Macroeconomic forecasting for Australia using a large number of predictors.

Bin Jiang, George Athanasopoulos, Rob J Hyndman, Anastasios Panagiotelis, Farshid Vahid (2017)

A popular approach to forecasting macroeconomic variables is to utilize a large number of predictors. Several regularization and shrinkage methods can be used to exploit such high-dimensional datasets, and have been shown to improve forecast accuracy for the US economy.

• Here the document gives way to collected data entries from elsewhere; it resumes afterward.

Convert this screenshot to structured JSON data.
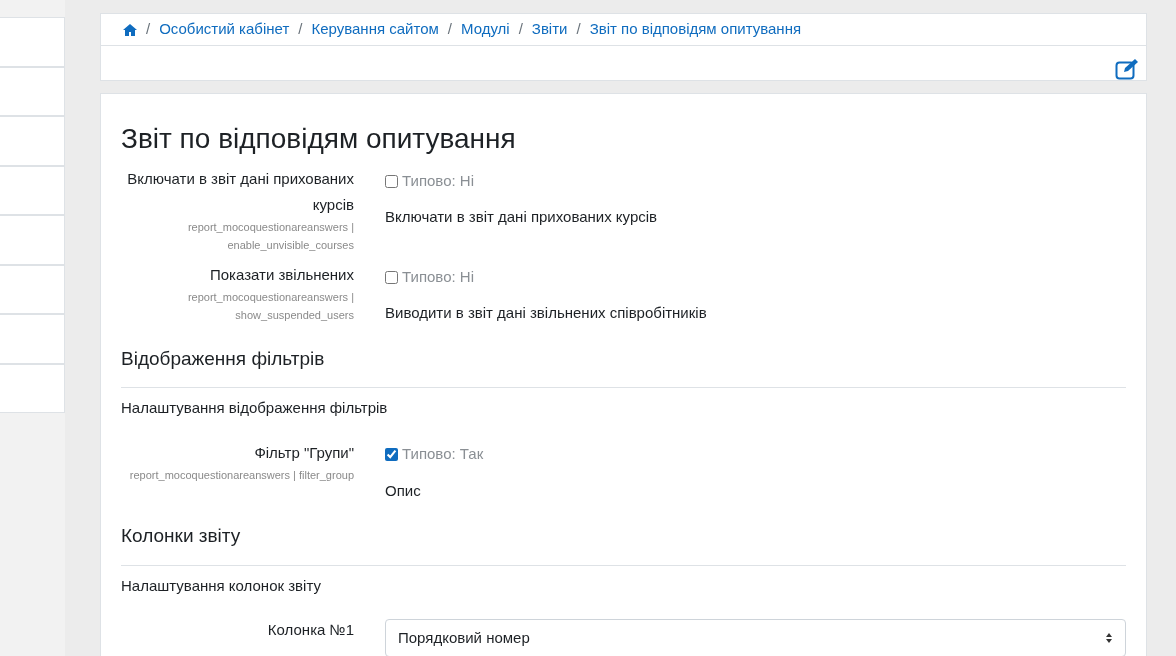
{
  "breadcrumb": [
    {
      "separator": "/",
      "label": "Особистий кабінет"
    },
    {
      "separator": "/",
      "label": "Керування сайтом"
    },
    {
      "separator": "/",
      "label": "Модулі"
    },
    {
      "separator": "/",
      "label": "Звіти"
    },
    {
      "separator": "/",
      "label": "Звіт по відповідям опитування"
    }
  ],
  "page_title": "Звіт по відповідям опитування",
  "sections": [
    {
      "settings": [
        {
          "kind": "checkbox",
          "label": "Включати в звіт дані прихованих курсів",
          "keys": [
            "report_mocoquestionareanswers |",
            "enable_unvisible_courses"
          ],
          "checked": false,
          "default": "Типово: Ні",
          "description": "Включати в звіт дані прихованих курсів"
        },
        {
          "kind": "checkbox",
          "label": "Показати звільнених",
          "keys": [
            "report_mocoquestionareanswers |",
            "show_suspended_users"
          ],
          "checked": false,
          "default": "Типово: Ні",
          "description": "Виводити в звіт дані звільнених співробітників"
        }
      ]
    },
    {
      "heading": "Відображення фільтрів",
      "intro": "Налаштування відображення фільтрів",
      "settings": [
        {
          "kind": "checkbox",
          "label": "Фільтр \"Групи\"",
          "keys": [
            "report_mocoquestionareanswers | filter_group"
          ],
          "checked": true,
          "default": "Типово: Так",
          "description": "Опис"
        }
      ]
    },
    {
      "heading": "Колонки звіту",
      "intro": "Налаштування колонок звіту",
      "settings": [
        {
          "kind": "select",
          "label": "Колонка №1",
          "value": "Порядковий номер"
        }
      ]
    }
  ]
}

To assess whether similar results hold for economies with different characteristics, an Australian dataset containing observations on 151 aggregate and disaggregate economic series is introduced. An extensive empirical study is carried out investigating forecasts at different horizons, using a variety of methods and with information sets containing different numbers of predictors. The results share both differences and similarities with the conclusions from the literature on forecasting US macroeconomic variables. The major difference is that forecasts based on dynamic factor models perform relatively poorly compared to forecasts based on other methods which is the opposite of the conclusion made by Stock and Watson (2012) for the US. On the other hand, a conclusion that can be made for both the Australian and US data is that there is little to no improvement in forecast accuracy when the number of predictors is expanded beyond 20-40 variables.